Ein Gespräch in Briefen und Gedichten, vor der ersten Begegnung am 9. März 2017 im Literaturhaus München
Live Musik: Roman Bunka (Oud)

Sie leben in einer Stadt und kennen sich nicht. Der eine ist halb so alt wie der andere, aber beiden gemeinsam ist die Ankunft in der Fremde. Yamen Hussein, Mitte dreißig, floh 2013 aus Syrien und kam 2014 über den Libanon und die Türkei nach Deutschland. Der Dichter Said, 70, stammt aus Teheran, wollte 1965 in München studieren und blieb „als flüchtling, seit beinah fünfzig jahren“, wie er schreibt.

Said, der im Deutschen seine Heimstatt fand, seine Lingua Franca und seit 1975 seine literarische Ausdrucksform, wandelte sich vom Technik-Studenten zum Poeten, wurde Chamisso-Preisträger, war zwei Jahre PEN-Präsident und macht, in Lyrik und Prosa, immer wieder auch autobiographisches Material zum literarischen Stoff: die Kindheit in Teheran, die fremde Mutter, die er erst mit 43 Jahren kennenlernte, die Revolution der Islamisten unter Khomeini. „ salam yamen, sei du herzlich willkommen in deutschland, im territorium der deutschen sprache, seiner eigentlichen gastgeberin“, begrüßt er den Dichter und Journalisten

Yamen Hussein aus Homs, der mit kritischen Artikeln gegen die Eingriffe des Staates in die Pressefreiheit ins Visier der Machthaber geraten war, der von der Universität verwiesen, vom Geheimdienst verfolgt und bedroht wurde; der 2011 über die Proteste in Homs und Hama berichtet und das „Nabd Bündnis für die Jugend Syriens“ mitbegründet hatte. Ein politischer Kopf, ein Poet, ein Geflüchteter, dem „die Sprache, die Straßen und die Musik stets ein Trost waren“, der nun Deutsch lernt und sich als „Writer in Exile“, als Gast des PEN, einfügt in dieses für ihn neue Land; der zurück möchte und der Said antwortet: „Ich habe Angst, Du zu werden“, das heißt: ein „flüchtling seit bald fünzig jahren“. Aber mit dem Krieg in Syrien scheint seine Rückkehr ferner denn je.

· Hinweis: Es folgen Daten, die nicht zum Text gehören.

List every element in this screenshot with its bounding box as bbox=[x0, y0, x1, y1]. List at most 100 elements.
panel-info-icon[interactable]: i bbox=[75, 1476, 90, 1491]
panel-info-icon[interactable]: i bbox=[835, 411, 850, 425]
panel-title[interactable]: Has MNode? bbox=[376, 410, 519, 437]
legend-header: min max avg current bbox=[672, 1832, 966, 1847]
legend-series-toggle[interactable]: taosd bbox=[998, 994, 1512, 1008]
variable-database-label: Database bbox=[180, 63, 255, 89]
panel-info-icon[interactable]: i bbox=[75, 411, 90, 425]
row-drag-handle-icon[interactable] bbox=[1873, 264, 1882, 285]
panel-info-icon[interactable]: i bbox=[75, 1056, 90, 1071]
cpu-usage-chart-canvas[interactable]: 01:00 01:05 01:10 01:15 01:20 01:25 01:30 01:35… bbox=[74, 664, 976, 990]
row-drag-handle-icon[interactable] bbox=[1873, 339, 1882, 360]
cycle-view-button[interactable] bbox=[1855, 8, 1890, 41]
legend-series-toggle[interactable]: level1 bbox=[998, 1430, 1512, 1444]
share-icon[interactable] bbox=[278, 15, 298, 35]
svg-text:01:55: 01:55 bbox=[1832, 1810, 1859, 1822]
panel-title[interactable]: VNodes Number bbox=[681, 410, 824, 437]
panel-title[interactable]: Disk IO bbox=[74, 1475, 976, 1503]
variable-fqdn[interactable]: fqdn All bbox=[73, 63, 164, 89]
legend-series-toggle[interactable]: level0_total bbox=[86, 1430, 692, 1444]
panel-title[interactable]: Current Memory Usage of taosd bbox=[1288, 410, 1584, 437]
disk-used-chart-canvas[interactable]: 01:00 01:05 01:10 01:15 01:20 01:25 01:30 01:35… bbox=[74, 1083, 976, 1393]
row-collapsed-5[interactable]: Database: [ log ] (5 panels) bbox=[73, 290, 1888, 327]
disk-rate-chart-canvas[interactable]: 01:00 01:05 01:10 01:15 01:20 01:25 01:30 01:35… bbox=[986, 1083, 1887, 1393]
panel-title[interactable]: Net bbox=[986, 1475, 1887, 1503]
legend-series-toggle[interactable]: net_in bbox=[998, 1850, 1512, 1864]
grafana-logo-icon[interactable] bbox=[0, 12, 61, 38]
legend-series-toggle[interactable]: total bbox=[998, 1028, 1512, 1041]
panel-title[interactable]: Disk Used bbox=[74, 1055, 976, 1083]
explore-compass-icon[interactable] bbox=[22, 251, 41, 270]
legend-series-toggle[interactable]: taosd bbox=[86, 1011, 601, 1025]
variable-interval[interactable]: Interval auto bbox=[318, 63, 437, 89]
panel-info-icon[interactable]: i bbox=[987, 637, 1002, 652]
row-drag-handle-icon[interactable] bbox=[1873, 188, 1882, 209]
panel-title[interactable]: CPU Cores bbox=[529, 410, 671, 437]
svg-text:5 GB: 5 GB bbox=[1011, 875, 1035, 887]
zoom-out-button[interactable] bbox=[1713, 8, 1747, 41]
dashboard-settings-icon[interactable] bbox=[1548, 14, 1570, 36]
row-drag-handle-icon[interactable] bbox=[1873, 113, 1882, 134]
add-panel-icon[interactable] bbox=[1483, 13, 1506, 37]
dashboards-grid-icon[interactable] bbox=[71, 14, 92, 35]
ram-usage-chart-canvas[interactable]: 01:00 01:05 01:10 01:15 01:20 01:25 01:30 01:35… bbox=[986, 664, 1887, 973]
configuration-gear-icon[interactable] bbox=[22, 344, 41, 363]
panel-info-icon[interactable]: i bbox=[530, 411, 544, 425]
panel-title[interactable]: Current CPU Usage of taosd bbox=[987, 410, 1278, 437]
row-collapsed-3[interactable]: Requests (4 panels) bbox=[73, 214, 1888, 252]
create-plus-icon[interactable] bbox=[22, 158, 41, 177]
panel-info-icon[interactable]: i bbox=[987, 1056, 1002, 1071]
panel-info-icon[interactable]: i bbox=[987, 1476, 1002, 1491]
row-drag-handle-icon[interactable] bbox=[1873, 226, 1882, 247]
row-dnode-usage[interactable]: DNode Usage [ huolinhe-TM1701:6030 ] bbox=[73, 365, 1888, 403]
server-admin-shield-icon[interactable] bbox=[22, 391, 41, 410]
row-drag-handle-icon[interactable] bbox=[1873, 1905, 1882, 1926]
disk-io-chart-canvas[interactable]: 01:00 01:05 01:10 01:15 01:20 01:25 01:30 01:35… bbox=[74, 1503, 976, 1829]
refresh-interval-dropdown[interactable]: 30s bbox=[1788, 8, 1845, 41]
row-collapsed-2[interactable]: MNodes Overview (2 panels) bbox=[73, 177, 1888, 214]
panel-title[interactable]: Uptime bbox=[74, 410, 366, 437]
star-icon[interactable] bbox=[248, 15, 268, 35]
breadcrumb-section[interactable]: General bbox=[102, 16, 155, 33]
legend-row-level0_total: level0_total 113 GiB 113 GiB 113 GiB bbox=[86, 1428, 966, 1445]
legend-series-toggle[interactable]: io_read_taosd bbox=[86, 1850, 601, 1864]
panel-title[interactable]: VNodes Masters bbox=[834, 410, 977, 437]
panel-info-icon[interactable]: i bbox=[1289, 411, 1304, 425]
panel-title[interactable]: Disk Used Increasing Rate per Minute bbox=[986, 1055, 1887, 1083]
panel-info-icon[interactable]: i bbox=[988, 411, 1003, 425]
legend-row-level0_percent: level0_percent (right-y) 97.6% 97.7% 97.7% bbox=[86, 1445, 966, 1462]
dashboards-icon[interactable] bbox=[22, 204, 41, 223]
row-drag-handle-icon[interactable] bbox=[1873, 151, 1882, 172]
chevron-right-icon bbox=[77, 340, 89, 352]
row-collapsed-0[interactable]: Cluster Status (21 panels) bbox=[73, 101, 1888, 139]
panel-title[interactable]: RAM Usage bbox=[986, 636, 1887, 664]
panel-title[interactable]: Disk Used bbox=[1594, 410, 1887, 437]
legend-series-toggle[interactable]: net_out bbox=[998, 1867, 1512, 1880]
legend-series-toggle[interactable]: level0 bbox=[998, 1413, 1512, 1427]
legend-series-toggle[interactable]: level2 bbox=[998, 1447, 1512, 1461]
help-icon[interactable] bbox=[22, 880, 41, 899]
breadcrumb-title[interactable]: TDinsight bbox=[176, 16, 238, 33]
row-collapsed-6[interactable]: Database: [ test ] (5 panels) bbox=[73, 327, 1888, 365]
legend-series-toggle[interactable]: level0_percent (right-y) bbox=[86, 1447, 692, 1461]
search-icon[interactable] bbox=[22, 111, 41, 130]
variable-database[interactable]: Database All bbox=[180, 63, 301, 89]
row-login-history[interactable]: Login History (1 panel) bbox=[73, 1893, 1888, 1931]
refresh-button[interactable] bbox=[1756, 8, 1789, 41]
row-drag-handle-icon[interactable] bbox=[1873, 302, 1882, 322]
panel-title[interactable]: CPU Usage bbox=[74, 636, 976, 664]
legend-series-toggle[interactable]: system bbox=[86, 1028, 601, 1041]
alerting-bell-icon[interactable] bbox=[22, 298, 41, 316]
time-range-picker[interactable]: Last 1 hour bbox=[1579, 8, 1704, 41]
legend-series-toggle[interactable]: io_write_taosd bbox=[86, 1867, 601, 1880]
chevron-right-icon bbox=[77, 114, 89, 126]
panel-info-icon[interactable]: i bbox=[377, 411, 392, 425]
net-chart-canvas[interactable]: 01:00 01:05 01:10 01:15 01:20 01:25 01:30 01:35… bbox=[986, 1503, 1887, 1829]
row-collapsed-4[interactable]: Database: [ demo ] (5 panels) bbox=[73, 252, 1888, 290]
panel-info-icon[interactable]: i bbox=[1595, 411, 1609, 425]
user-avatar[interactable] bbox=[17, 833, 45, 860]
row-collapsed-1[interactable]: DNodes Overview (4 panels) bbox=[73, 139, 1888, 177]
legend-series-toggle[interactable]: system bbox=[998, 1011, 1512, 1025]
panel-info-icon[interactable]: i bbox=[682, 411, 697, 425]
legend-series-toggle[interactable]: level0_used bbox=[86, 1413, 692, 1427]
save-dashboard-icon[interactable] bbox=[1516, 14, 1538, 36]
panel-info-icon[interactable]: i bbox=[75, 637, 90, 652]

Yamen Hussein und Said, zwei Literaten, Exilanten, Flüchtlinge. Beide kennen sich nicht, aber sie schreiben einander, auf Initiative des PEN, des Literaturhauses München und des Bayerischen Rundfunks. Am 9.März 2017 werden Sie sich auf der Bühne des Literaturhauses zum ersten Mal begegnen, zusammen mit Paul Herwig, der deutschen Stimme Yamen Husseins, und mit Roman Bunka, einem Virtuosen der Oud. Bis dahin schreiben sich beide Poeten, jeder in seiner Sprache, Arabisch und Deutsch, nehmen die Gedanken und Motive des anderen auf und schreiben sie fort: „der baum frißt … seine vögel auf, die ihn den herbst hindurch bewachten“, heißt es bei Said, und Yamen Hussein antwortet: „Der Baum, der den Vogel verschlungen hat,/ wurde abgeholzt und verbrannt, in der Hoffnung, ein Kind vor dem/ Erfrieren zu bewahren./ Es wurde gerettet./ Eine Woche später starb es bei einem Sarin-Angriff“ … „Die Zeit ist aus Blut“. - Bilder des Krieges, der Einsamkeit, der Trauer, der Hoffnung prägen diesen literarischen Dialog, übersetzt von Leila Chammaa und Kenan Khadaj. „radioTexte - Das offene Buch“ sendet zwei Folgen. Redaktion und Moderation: Cornelia Zetzsche.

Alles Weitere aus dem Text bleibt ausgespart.